# Essential oils



## sudsynewby (Mar 2, 2016)

What essential oils are necessary in your arsenal? If you could only pick ten, what would they be?


----------



## Seawolfe (Mar 3, 2016)

Lavender
Rosemary
Patchouli
Peppermint
Eucalyptus
Star Anise
Geranium rose
Litsea cubeba
10x orange or other citrus
Cedar

Edit to add: these also have the advantage of being some of the least expensive EO's


----------



## lsg (Mar 3, 2016)

Lavender 
Patchouli
Lemon
Orange
Peppermint
Eucalyptus
Grapefruit
Rosemary
Cedar
Litsea Cubeba

Thank goodness, there is really no limit.  I have so many more.


----------



## shunt2011 (Mar 3, 2016)

Lavender, Rosemary, Patchouli, Litsea Cubea, Lemongrass, Tea Tree, Orange, Eucalyptus, Peppermint


----------



## sudsynewby (Mar 3, 2016)

Thanks so much!!! I have a few, but I'm looking to expand my collection


----------



## Seawolfe (Mar 3, 2016)

Here are some links with ideas for blending that I have found useful:
https://s-media-cache-ak0.pinimg.com/originals/fb/bd/9b/fbbd9be1f3a6febc68f423a600c72e20.jpg
http://premeditatedleftovers.com/na...il-combinations-for-homemade-beauty-products/
http://soapteacher.blogspot.com/2010/10/suggested-essential-oil-blends-for-soap.html?m=1
http://joliechose.tripod.com/joliechosearomatherapy/id17.html


----------



## sudsynewby (Mar 4, 2016)

That's awesome! I will definitely be looking those over while I have a few days off this weekend!


----------



## diffuserexpert (Mar 8, 2016)

Lavender 
Patchouli
Lemon
Orange
Peppermint
Eucalyptus
Cedar
Litsea Cubeba
...etc
do you want more


----------



## Soapsavvy (Mar 8, 2016)

*Essential oil*

Can someone tell me where I can find Quince essential oil? I've searched everywhere with no success. It must be pretty costly to be this hard to locate!


----------



## lucyheart (Mar 16, 2016)

lsg said:


> Lavender
> Patchouli
> Lemon
> Orange
> ...



Like me...... Love lavender, lemon, peppermint the most


----------



## Steve85569 (Mar 16, 2016)

sudsynewby said:


> That's awesome! I will definitely be looking those over while I have a few days off this weekend!
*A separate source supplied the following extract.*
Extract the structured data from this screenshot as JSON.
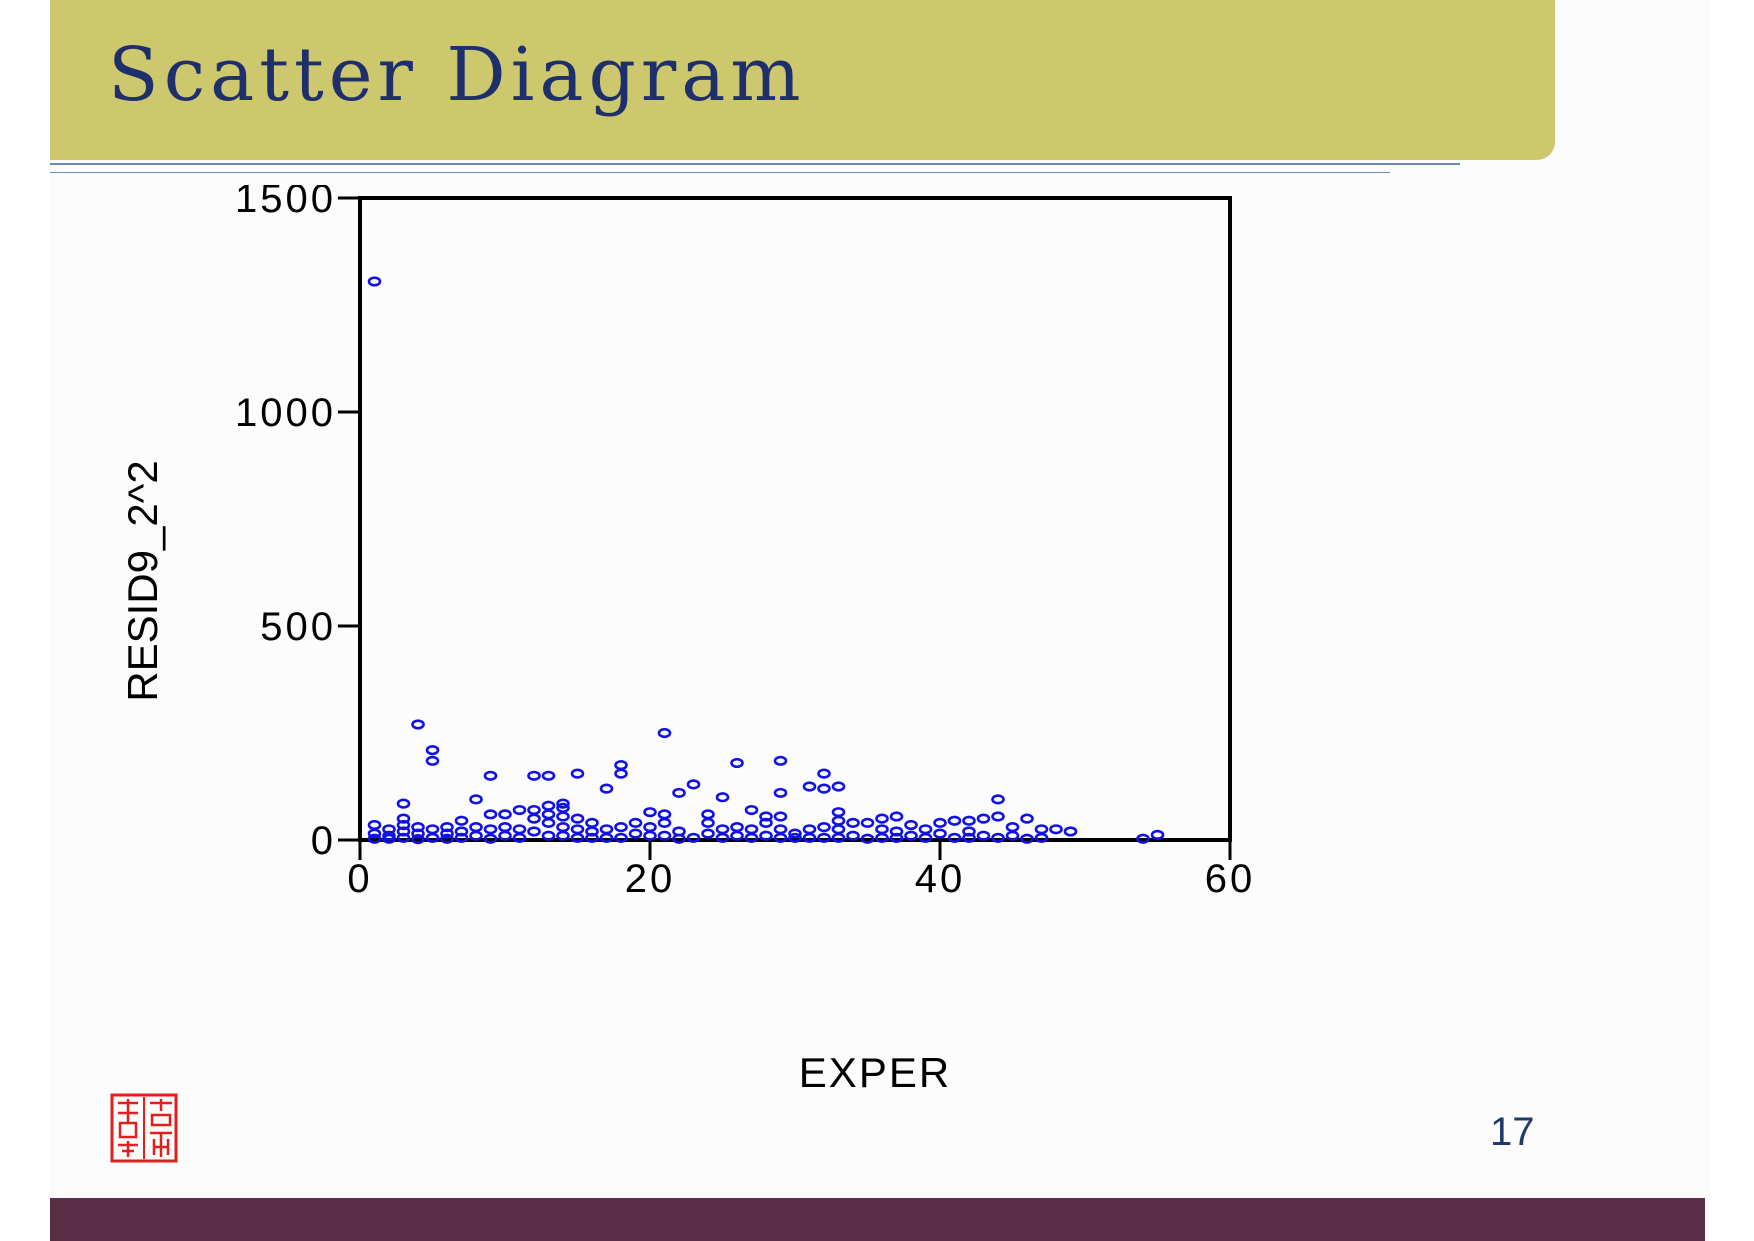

Can you find pear EO? Quince were the parent tree to pears.


----------



## cmzaha (Mar 17, 2016)

Patchouli
Litsea
Tea Tree
Lavender
Cedarwood
Lime (acid)
Rosemary
Eucalyptus
Lemongrass
Peppermint


----------



## SuzieOz (Mar 17, 2016)

lemongrass
peppermint
spearmint
lavender
rosemary
tea tree
rose geranium
orange
patchouli
star anise

Looks like many of us love the same scents!


----------



## Spice (Mar 25, 2016)

Seawolfe said:


> Here are some links with ideas for blending that I have found useful:
> https://s-media-cache-ak0.pinimg.com/originals/fb/bd/9b/fbbd9be1f3a6febc68f423a600c72e20.jpg
> http://premeditatedleftovers.com/na...il-combinations-for-homemade-beauty-products/
> http://soapteacher.blogspot.com/2010/10/suggested-essential-oil-blends-for-soap.html?m=1
> http://joliechose.tripod.com/joliechosearomatherapy/id17.html


I was browsing at one of your links, and it dawn on me that Lemongrass is a top note. I thought top notes have weak lasting  scents, however my lemongrass last forever. Maybe not forever, but a long time...like months (many).


----------



## calimess (Apr 24, 2016)

Lavender
Lemon
Rosemary
Geranium
Thyme
Clary sage
Cedarwood


----------



## TheDragonGirl (Apr 24, 2016)

lemongrass
peppermint
eucalyptus
rosemary
patchouli
ylang ylang
dalmation sage
cedarwood
cinnamon leaf
orange x10

With special mention to anise teatree and lavender


----------



## alsabaak (Apr 30, 2016)

thank you for this subject.


----------



## lenarenee (Apr 30, 2016)

.......and frankincense.


----------



## Kamahido (Apr 30, 2016)

Lavender and Orange for me.


----------



## TeresaT (May 1, 2016)

Pink Grapefruit, Citronella, Spearmint, Clove, Rosemary, Lemongrass, Tangerine, Orange, Lavender, Chamomile 

ETA: Honorable mentions go to Lemon, Tea Tree and Peppermint


----------



## raingarden (Jul 26, 2016)

Do you make CP soap with Peppermint EO?


----------



## dixiedragon (Jul 26, 2016)

raingarden said:


> Do you make CP soap with Peppermint EO?


 
Yes. I use peppermint EO in lots of things. The EO is cheap - on par with most fragrance oils. I use it in EO - it behaves well and sticks well. I also use it in lip balm.


----------



## SuzieOz (Jul 28, 2016)

I've just discovered Tangerine EO ... ohhhhhh so gorgeous ... I put it in hand cream and body cream.


----------



## raingarden (Jul 30, 2016)

Thanks DIXIEDRAGON!


----------



## TeresaT (Jul 30, 2016)

SuzieOz said:


> I've just discovered Tangerine EO ... ohhhhhh so gorgeous ... I put it in hand cream and body cream.


One of my favs.


----------



## mrsmackinnon (Apr 16, 2017)

Lavender
Eucalyptus
Tea tree
Orange
Lemon
Frankensence
Sage
Cedar wood
Cinnamon 
Peppermint


----------



## anshika154 (Jun 2, 2017)

Lavender, Rosemary, grape fruit, tea tree oil, EUCALYPTUS, lemon, peppermint ,cinnamon, oregano


----------



## duckinatub (Jun 2, 2017)

Even though it is an expensive oil, I would add Ylang Ylang... It blends very well with Lavender, Orange...


----------